Yes Austin, it’s a great question. STAR did file their 10-Q last night as well as put out a press release on their earnings as well. I would just direct everybody to kind of take a look at that and read that. Generally speaking, their performance is very consistent with ours, a lot of their lease-over-lease growth is very consistent with ours. A slightly higher occupancy at 96.5%, but again very consistent. It just speaks to the fact that properties are located very close to ours, very similar business practices an cultures driving similar operating results.
Got it, appreciate that. Then with the NOI growth you’re achieving, you mentioned in your comments about the disposition proceeds being greater than you had originally anticipated. One would think that you’re tracking ahead of your pace as far as decreasing leverage closer to your medium term target, so I’m just curious when you balance that with where the stock’s trading at all-time highs, what are the latest thoughts around potentially accelerating deleveraging versus just remaining patient?
As part of this merger, we identified, and I think Farrell mentioned this in his prepared remarks, we identified $340 million worth of assets, nine communities, six IRT communities and three STAR communities to be sold with the proceeds being used to de-lever, so our initial estimate of value back in July was $340 million but now that we’re in the process and actually moving towards actual sales, we think that those proceeds will be as high as $380 million, maybe even $390 million. That additional value along with the fact of the strong growth from both companies now leads us to believe that we will hit our 7.5, or mid-7 net debt to EBITDA target in the middle to later part of next year, rather than the end of 2023, so a full 18 months earlier than what was originally projected. That deleveraging will continue just through organic earnings growth as we move forward.

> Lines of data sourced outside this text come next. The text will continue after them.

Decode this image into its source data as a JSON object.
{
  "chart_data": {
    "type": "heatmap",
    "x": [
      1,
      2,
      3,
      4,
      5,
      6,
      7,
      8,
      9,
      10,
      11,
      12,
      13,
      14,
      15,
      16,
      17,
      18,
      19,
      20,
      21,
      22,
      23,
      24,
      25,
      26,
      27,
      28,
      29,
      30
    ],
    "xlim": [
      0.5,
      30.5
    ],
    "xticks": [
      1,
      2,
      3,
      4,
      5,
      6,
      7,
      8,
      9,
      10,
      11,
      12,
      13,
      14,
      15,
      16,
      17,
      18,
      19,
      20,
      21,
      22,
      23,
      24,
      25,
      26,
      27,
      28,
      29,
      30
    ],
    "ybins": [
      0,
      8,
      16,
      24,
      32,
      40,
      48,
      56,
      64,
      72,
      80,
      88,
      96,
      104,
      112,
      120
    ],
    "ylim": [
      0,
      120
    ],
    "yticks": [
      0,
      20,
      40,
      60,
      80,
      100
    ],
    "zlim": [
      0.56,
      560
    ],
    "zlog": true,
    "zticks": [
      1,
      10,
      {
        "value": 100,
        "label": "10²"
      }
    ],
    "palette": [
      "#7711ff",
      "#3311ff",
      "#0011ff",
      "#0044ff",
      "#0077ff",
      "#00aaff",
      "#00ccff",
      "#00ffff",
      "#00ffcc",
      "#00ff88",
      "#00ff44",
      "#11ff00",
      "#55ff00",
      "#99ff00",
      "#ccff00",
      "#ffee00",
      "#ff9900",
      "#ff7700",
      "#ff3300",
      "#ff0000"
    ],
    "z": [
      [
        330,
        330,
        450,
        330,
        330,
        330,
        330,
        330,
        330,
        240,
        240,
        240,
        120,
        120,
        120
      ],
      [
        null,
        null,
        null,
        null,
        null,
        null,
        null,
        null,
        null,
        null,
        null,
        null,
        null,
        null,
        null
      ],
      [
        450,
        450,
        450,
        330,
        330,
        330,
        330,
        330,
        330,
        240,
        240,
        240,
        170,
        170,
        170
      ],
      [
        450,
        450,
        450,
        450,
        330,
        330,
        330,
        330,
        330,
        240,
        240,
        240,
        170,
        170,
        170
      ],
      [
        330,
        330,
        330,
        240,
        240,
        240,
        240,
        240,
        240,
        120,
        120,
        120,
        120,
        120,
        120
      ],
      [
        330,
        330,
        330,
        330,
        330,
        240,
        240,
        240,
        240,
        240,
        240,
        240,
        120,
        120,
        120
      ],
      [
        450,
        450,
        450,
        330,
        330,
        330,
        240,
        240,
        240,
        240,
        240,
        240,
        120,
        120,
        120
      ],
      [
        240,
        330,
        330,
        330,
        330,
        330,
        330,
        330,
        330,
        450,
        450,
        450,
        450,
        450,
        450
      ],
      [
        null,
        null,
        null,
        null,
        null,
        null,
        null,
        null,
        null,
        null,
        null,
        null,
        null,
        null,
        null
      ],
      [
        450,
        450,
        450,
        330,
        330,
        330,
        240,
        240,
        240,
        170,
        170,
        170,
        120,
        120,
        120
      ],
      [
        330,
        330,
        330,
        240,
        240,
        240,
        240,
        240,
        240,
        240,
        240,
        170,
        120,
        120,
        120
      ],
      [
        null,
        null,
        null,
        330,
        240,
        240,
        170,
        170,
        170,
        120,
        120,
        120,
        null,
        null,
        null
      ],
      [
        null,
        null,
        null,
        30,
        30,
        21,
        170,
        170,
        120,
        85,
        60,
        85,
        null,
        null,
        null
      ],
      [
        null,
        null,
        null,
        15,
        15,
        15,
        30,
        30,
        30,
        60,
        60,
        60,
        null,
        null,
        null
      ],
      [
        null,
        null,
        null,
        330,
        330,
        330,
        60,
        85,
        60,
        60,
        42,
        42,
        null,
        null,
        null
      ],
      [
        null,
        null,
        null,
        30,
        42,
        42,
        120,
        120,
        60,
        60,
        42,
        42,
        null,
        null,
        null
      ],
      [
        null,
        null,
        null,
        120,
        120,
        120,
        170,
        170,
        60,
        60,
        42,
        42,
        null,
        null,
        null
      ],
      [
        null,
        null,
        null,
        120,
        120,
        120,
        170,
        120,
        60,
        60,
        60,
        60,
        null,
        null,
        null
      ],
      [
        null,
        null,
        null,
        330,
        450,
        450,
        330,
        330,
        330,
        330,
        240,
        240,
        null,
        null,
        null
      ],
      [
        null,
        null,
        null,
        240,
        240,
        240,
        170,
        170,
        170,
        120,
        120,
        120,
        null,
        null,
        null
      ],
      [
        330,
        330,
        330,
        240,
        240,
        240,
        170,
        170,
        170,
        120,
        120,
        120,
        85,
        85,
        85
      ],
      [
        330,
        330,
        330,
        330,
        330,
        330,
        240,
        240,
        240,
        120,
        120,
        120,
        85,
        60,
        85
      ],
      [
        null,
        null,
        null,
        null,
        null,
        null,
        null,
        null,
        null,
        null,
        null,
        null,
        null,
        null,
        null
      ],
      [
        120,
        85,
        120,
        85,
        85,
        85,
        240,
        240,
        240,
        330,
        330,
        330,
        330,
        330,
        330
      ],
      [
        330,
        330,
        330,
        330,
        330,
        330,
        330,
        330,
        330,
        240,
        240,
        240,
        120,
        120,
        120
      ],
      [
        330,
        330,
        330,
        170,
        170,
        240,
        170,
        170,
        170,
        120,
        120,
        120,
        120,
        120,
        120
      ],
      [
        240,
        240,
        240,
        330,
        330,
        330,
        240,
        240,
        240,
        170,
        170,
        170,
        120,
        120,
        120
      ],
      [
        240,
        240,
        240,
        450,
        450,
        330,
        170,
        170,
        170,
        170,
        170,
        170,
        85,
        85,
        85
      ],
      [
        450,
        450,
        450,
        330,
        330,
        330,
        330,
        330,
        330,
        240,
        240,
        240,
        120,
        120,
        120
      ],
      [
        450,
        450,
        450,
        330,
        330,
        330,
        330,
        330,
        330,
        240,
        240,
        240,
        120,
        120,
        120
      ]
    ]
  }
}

Appreciate the thoughts, Scott. Thank you.
Sure, thank you.
Speakers, our last question is from David Toti from Collier Securities. You may ask your question.
Good morning, thank you. Gentlemen, is there any expectation for additional synergies between the $28 million in the merger that you’ve pre-announced?
David, it’s a great question. Obviously we’re still in the integration process. We’re still very confident of delivering the $28 million of synergies and we’ll continue to look to generate even further to the extent it’s available, and we’ll provide a full update once we get through the merger, get it closed, and then as part of our 2022 guidance.
Okay, great, so that’s a moving target. Then my other question had to do with the dispositions. Can you provide a range on those assets? Was it a relatively wide range of cap rates implied by the sale prices, or was it a somewhat homogenous grouping?
No, it’s pretty tight, and all close between high 3s and 4% cap rates.
Okay, and then just lastly, were any of those assets part of the value-add pipeline or were they held out previously?
Three of them were in the value-add pipeline.
Yes, but they were pretty much almost complete from a value-add standpoint.
I see, okay, great. Thank you for the answers.
Thanks David.
We don’t have a question, so at this time I will now turn the call over to Scott Schaeffer for closing comments.
Thank you all for joining us today. We look forward to completing the merger come mid-December and then speaking with you after year end. Thank you.
This concludes today’s conference call. Thank you all for joining. You may now disconnect.